Angki (A) : Mulai jam berapa di sini?
Mahasiswa (M): Jam 12:00 WIB Oom (aaihhh saya dipanggil Oom??)
A: Dapet berapa?
M : Alhamdulillah ratusan ribu Oom. (panggil Oom lagiii..!!)
A: Kok ndak buat bantuan untuk Manokwari-Papua, Kupang-NTT yang diguncang gempa?
M: Masyarakat Palestina adalah saudara muslim kita. Bukankah kita harus saling tolong-menolong sesama umat muslim.
A: KTP kamu Indonesia atau Palestina?
M: Indonesia Oom.
A: Kenapa tidak bantu Indonesia saja? Kalo dirasa berat kasih bantuan ke Papua, kamu bisa mengajar di sekolah-sekolah pedalaman. Saya yakin itu lebih bermanfaat.
M: …………………
Papua merupakan pulau terkaya di Indonesia, tapi terlupakan oleh Jakarta. Aneh tapi nyata.

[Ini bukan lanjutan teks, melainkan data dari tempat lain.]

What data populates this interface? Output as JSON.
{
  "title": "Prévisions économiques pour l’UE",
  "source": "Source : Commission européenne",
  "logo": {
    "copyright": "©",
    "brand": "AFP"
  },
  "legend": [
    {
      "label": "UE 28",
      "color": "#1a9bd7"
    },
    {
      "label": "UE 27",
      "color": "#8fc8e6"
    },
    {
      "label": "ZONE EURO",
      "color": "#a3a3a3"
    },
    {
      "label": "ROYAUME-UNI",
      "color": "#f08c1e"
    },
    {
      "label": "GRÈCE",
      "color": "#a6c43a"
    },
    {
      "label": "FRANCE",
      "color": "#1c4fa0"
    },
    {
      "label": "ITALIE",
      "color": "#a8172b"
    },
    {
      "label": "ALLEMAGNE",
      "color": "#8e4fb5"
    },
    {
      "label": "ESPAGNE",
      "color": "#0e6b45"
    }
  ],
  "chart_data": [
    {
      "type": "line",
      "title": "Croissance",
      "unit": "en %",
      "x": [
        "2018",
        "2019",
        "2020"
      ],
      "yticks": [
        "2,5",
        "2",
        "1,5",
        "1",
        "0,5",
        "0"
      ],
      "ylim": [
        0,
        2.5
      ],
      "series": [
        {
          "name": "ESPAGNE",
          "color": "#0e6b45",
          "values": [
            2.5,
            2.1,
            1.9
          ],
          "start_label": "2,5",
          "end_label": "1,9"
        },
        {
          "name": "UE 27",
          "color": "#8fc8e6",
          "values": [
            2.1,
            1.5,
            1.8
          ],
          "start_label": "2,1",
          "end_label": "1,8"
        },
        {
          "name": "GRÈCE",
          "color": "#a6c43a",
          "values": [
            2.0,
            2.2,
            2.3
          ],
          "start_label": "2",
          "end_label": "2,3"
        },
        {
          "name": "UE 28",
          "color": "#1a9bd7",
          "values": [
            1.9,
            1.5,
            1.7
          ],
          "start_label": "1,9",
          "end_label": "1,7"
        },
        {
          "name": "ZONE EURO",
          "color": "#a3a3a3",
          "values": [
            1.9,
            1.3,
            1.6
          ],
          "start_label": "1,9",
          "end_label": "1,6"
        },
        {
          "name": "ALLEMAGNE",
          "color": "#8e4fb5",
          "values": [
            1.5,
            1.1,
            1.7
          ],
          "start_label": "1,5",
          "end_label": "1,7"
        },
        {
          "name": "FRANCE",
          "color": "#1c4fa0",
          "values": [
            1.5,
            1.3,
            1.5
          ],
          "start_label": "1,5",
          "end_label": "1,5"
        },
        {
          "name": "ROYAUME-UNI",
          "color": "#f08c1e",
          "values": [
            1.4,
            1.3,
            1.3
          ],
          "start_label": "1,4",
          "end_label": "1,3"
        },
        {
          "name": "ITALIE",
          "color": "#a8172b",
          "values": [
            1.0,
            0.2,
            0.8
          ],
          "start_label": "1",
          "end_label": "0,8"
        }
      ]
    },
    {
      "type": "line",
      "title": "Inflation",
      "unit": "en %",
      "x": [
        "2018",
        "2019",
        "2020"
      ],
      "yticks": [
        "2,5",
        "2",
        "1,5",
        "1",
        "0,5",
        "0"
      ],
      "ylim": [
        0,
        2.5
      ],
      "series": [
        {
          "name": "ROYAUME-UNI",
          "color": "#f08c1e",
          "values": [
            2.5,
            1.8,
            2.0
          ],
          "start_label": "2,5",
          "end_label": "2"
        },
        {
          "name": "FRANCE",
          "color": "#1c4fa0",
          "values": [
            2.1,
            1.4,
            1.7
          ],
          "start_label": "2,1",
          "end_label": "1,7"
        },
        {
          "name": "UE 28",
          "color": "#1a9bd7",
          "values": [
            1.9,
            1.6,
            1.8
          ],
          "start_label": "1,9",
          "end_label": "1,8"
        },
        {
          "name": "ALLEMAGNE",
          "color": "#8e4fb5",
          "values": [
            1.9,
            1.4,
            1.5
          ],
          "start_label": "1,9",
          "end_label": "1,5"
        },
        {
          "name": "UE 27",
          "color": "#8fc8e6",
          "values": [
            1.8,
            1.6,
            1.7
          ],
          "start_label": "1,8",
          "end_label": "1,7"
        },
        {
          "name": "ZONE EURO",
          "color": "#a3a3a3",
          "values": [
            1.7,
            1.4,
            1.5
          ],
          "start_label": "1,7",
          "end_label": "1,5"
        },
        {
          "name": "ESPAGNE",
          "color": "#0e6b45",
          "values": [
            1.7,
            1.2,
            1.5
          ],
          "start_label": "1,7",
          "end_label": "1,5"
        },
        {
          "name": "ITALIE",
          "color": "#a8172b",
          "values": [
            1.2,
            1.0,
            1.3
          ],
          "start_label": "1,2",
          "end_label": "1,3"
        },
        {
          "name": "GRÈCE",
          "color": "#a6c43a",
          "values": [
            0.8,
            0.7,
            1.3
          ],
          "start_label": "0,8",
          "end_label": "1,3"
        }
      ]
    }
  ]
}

Orang Indonesia lebih peka ketika Rakyat Palestina dibombardir terus menerus, daripada peduli rintihan rakyat Papua, Kupang dan Ternate yang terisolir dari informasi, logistik meminta bantuan untuk bebas dari jajahan alam.
Lampu lalu lintas berganti ke warna hijau.